Image: “Colon cancer” by Emmanuelm. License: CC BY 3.0

Regardless of the pathway of colorectal cancer formation, it is still believed that the transition from a normal mucosa to a precancerous lesion to overt cancer takes 10–20 years. Therefore, chemoprevention is a hot topic of research and we will focus on the potential role of hormone replacement therapy as a chemoprevention agent for colorectal cancer in women.

Early Studies of the Efficacy of Hormone Replacement Therapy for the Prevention of Colorectal Cancer in Postmenopausal Women

The women health initiative has conducted a study in 2002 that aimed to evaluate the benefits and risks of administering combined hormone replacement therapy “estrogen plus progestin” to postmenopausal women.
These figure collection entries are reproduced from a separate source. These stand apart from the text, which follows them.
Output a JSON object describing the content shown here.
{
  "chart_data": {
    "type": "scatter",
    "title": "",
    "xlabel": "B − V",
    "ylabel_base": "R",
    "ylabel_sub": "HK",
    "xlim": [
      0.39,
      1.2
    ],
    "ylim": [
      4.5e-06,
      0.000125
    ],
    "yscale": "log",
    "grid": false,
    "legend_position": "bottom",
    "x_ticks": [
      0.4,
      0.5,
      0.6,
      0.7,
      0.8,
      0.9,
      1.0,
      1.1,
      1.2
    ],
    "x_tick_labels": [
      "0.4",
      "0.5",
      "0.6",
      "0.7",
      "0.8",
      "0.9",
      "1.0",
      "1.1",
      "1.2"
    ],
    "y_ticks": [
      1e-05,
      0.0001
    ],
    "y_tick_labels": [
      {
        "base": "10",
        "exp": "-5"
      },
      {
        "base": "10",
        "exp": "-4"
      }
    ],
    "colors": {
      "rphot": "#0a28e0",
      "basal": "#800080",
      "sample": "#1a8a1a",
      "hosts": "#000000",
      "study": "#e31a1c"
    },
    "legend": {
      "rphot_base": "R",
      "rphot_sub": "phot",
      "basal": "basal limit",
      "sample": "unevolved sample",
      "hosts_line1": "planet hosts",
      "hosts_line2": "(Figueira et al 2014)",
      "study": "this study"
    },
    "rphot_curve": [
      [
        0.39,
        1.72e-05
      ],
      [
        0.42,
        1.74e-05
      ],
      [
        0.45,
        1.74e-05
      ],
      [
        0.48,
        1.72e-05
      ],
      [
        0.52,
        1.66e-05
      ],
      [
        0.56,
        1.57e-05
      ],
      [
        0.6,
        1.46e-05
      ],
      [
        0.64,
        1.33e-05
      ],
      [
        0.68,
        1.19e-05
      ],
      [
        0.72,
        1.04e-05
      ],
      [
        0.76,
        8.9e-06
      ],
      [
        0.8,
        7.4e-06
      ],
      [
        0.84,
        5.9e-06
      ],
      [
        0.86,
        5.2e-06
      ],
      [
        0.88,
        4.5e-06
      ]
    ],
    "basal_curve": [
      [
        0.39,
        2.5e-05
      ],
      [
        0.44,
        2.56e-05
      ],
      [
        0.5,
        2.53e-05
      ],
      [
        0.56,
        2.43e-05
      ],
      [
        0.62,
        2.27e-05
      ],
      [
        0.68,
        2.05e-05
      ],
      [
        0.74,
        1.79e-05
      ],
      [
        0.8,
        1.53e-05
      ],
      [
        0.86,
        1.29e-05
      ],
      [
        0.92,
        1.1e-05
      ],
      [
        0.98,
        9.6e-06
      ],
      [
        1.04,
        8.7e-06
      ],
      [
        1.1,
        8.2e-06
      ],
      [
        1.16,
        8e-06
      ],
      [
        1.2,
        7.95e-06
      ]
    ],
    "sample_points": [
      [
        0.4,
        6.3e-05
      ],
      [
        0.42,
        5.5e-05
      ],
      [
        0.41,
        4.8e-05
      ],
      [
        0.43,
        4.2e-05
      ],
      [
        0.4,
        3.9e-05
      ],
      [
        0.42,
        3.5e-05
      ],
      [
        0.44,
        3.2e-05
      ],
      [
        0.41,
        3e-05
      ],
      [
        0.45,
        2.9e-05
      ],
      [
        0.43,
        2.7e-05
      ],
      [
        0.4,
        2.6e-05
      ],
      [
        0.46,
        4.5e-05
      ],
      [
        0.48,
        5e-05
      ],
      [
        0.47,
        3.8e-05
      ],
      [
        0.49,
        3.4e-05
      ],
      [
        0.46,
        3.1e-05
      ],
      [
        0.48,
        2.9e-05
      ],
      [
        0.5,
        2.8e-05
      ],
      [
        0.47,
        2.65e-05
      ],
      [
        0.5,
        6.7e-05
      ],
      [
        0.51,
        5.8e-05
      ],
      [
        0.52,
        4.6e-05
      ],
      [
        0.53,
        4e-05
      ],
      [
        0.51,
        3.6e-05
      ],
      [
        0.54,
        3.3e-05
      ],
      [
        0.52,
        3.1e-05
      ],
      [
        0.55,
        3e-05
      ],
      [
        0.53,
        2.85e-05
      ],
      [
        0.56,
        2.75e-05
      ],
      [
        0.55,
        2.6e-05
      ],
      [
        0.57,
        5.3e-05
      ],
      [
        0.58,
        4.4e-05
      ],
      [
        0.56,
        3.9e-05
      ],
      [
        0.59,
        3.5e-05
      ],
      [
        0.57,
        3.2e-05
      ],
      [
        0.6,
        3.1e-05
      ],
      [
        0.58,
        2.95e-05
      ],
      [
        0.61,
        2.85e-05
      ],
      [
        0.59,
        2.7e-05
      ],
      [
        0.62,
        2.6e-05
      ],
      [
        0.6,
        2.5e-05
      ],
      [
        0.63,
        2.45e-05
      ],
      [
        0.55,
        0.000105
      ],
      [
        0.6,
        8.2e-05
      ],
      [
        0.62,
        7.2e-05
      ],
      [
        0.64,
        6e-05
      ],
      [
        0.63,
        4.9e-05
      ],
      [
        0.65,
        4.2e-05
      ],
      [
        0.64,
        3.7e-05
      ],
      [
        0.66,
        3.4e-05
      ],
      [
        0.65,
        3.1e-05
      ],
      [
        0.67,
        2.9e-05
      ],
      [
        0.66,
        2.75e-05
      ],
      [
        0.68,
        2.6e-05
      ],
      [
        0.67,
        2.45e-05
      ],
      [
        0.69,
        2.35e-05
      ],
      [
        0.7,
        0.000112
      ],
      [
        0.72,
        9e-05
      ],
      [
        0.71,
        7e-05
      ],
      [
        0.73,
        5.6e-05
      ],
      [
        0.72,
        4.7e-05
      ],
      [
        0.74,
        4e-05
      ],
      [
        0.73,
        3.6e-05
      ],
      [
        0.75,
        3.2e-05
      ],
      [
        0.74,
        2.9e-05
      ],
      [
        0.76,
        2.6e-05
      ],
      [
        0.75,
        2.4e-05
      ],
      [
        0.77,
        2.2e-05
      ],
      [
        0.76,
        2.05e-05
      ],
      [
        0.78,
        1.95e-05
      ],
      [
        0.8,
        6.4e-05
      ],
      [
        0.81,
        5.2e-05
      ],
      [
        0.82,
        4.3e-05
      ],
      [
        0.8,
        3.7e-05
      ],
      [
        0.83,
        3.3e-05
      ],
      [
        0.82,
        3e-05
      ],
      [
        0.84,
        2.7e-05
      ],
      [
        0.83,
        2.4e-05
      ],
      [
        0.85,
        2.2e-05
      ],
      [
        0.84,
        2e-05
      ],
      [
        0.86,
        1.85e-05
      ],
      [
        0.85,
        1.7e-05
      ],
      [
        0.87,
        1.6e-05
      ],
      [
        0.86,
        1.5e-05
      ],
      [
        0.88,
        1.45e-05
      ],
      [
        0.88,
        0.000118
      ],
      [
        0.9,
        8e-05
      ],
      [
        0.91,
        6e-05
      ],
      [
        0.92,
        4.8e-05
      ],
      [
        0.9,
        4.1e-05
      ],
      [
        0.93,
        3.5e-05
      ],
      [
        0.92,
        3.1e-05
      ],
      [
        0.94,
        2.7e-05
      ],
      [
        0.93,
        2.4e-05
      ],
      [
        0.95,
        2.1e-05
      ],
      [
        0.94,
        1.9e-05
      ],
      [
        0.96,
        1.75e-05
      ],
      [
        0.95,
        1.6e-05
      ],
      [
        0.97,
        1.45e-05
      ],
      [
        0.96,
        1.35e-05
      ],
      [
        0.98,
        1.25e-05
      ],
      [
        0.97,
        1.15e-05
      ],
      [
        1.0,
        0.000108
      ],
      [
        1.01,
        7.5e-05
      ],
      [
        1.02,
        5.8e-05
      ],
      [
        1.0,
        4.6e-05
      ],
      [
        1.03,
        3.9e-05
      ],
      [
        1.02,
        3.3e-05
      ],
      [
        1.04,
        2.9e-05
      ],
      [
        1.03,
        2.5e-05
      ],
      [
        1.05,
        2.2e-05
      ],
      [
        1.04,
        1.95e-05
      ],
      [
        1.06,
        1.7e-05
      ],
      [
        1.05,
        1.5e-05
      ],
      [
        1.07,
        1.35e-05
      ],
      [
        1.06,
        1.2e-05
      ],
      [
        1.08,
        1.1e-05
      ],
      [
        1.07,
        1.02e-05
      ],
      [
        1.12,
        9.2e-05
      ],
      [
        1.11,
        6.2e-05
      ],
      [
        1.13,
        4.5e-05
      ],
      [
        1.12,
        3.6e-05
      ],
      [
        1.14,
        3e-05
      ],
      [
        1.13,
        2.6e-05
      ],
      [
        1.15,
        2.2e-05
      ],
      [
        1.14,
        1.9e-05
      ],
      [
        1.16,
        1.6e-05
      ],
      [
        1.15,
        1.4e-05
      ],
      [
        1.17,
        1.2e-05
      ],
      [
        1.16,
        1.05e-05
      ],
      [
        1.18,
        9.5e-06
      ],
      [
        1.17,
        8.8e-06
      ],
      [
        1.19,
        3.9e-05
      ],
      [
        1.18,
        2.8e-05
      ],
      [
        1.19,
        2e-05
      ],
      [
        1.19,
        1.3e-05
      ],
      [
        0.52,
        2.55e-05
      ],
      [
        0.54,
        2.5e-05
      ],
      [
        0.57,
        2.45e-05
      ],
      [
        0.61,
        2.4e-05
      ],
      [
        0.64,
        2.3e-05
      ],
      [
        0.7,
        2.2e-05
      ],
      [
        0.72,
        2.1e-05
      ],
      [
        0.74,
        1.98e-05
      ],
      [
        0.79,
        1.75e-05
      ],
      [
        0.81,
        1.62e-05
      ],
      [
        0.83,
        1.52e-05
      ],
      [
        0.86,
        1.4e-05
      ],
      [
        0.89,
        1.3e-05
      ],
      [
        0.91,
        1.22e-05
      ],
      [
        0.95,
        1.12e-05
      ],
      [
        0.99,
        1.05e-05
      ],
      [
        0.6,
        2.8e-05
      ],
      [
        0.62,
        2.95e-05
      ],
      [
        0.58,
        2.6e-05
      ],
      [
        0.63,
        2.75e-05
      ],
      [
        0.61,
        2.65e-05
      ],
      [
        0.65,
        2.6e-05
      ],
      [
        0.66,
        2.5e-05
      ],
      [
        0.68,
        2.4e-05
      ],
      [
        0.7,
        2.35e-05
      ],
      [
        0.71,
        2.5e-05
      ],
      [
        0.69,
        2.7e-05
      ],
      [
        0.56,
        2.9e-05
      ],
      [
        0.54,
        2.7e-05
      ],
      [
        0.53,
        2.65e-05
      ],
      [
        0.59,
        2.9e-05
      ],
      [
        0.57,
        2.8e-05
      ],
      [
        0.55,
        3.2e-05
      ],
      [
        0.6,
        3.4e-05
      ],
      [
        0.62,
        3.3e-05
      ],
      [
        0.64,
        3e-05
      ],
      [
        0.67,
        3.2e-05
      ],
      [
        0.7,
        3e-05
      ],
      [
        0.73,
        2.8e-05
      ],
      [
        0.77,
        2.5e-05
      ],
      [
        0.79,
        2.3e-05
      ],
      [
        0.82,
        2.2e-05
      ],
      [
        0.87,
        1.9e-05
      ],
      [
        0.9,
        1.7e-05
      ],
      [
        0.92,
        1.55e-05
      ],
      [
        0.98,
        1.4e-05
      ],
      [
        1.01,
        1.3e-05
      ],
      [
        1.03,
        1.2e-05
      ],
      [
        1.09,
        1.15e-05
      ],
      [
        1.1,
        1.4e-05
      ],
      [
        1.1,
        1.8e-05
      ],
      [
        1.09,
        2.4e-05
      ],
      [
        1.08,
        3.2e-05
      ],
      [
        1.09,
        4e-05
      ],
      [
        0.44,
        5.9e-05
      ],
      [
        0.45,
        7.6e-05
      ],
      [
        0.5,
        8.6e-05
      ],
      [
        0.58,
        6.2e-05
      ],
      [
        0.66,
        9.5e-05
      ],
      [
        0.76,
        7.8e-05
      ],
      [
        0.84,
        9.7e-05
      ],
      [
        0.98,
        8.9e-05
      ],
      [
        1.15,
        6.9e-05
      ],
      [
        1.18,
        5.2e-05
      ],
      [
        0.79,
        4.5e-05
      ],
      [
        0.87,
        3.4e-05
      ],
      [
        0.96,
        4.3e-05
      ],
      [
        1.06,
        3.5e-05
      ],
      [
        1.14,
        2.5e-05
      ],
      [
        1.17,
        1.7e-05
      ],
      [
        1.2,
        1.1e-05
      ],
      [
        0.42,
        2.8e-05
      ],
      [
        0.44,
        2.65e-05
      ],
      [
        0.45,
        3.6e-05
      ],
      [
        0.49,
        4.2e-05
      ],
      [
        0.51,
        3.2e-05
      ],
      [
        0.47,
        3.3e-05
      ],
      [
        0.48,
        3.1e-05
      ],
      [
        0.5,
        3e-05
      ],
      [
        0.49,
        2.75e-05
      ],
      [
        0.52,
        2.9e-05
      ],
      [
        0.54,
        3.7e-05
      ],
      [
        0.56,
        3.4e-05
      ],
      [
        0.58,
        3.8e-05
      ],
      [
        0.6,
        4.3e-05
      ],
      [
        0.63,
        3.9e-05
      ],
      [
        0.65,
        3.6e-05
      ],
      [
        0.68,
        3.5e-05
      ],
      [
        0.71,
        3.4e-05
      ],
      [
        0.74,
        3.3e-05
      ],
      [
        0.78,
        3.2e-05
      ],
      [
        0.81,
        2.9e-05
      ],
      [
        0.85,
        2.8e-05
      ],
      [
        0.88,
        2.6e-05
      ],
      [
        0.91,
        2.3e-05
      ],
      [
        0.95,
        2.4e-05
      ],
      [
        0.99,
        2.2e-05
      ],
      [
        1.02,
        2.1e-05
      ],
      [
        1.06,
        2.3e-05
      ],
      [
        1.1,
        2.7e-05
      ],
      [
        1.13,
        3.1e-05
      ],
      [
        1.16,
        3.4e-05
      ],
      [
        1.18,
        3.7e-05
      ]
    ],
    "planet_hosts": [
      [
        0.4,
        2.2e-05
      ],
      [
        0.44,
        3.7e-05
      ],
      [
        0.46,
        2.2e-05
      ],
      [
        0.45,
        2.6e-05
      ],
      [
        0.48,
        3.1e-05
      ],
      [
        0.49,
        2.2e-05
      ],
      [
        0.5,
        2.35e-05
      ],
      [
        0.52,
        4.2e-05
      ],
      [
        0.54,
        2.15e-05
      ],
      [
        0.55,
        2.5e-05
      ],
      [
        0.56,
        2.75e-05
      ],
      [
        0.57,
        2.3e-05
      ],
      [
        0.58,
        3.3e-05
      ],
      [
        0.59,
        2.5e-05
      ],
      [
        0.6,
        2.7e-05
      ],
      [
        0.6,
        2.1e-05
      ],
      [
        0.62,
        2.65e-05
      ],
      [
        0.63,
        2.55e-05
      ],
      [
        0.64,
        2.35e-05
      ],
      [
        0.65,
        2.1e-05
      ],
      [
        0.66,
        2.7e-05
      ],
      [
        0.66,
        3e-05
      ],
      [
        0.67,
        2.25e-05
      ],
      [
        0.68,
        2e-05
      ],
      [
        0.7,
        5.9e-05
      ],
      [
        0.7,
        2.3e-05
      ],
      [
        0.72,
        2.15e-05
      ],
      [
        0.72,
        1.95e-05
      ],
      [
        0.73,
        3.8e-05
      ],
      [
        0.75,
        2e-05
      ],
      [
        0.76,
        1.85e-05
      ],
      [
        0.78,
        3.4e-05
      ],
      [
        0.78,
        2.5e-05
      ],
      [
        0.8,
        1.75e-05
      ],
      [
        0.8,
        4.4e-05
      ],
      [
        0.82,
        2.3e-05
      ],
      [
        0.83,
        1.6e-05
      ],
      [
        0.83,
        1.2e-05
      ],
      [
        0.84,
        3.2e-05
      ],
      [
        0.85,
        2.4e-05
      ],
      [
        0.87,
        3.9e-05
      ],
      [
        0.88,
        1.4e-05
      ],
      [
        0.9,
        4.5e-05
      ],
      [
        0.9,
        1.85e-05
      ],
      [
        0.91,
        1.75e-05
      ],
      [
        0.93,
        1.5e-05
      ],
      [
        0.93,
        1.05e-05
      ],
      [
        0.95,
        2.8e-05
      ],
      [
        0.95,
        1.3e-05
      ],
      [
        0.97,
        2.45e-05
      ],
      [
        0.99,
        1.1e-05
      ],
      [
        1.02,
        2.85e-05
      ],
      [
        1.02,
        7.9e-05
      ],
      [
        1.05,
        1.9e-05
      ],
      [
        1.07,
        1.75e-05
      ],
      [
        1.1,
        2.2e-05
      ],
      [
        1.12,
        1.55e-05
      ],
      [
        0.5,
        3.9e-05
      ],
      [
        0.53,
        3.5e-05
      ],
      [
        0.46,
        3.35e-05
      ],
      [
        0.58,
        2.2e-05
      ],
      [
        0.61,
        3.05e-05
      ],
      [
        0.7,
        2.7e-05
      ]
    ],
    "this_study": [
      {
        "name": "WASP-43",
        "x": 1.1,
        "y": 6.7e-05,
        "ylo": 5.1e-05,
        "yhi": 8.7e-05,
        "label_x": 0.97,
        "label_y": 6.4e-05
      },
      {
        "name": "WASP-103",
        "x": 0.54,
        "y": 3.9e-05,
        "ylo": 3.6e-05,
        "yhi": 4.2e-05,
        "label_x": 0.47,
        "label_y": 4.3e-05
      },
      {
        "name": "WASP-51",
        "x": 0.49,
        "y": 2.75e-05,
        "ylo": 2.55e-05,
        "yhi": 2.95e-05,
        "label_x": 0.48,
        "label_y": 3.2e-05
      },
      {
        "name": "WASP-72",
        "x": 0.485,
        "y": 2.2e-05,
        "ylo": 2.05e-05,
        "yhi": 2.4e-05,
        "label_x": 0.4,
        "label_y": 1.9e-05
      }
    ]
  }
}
Of interest to us, this study showed clear evidence of a decreased risk of colorectal cancer in women who received hormone replacement therapy. Additionally, the risk of invasive colorectal cancer was also significantly decreased in the treatment group compared to the placebo group. Women with invasive colorectal cancer in both groups had similar location, grade and histologic features of their tumors.

This study also showed that the administration of estrogen alone to women who have undergone a hysterectomy did not have any protective effect against colorectal cancer. One problem with this study was a contradictory observation in women with established metastatic colorectal cancer. Women with metastatic colorectal cancer had worsening of their disease when they received combined hormone replacement therapy.

From 2002–2010, five more major studies were done to further evaluate the role of hormone replacement therapy as a potential chemo-preventive agent against colorectal cancer in postmenopausal women.

These studies were more specific to answer the question of whether combined hormone replacement therapy is effective in lowering the risk of colorectal cancer in postmenopausal women or not. Four out of these give studies showed a clear reduction in the risk of colorectal cancer in postmenopausal women receiving hormone replacement therapy compared to those who did not.

Mechanism of Chemoprevention for Colorectal Cancer by Hormone Replacement Therapy

Basic science research was needed to understand more how and why hormone replacement therapy is protective against colorectal cancer. This research aimed to answer three main questions:

  1. Why is the risk of colorectal cancer in premenopausal women lower than postmenopausal women
  2. Why is the risk of colorectal cancer in women with no metastatic colorectal carcinoma clearly lowered with combined hormone replacement therapy but increased in women with established metastatic disease;
  3. Why is progestin needed for estrogen to have an effect in lowering the risk of colorectal cancer.

To answer the first question, a group of researchers evaluated the differences between colorectal precancerous lesions characteristics in premenopausal versus postmenopausal women. It was noted that the abundance of microsatellite instability was significantly lower in precancerous lesions from premenopausal women compared to postmenopausal women. Therefore, it was hypothesized that women with high microsatellite instability are at an increased risk of colorectal cancer compared to those with low microsatellite instability.

To answer the second question, postmenopausal women who received combined hormone replacement therapy who had tumors with a low microsatellite instability index had a 40 % reduction in colorectal cancer risk. On the other hand, those who had a high microsatellite instability index did not benefit from colorectal cancer. Therefore, it was suggested that women with established metastatic colorectal cancer are harmed by hormone replacement therapy possibly due to an impaired response to estrogen when the cells who a high microsatellite instability index.

Finally, to answer the third question – why progestin is needed for hormone replacement therapy to be effective in lowering the risk of colorectal cancer – cellular studies were performed. It was noted that progestin acts synergistically with estrogen to increase the efficacy of estrogen as a chemo-preventive agent against colorectal cancer.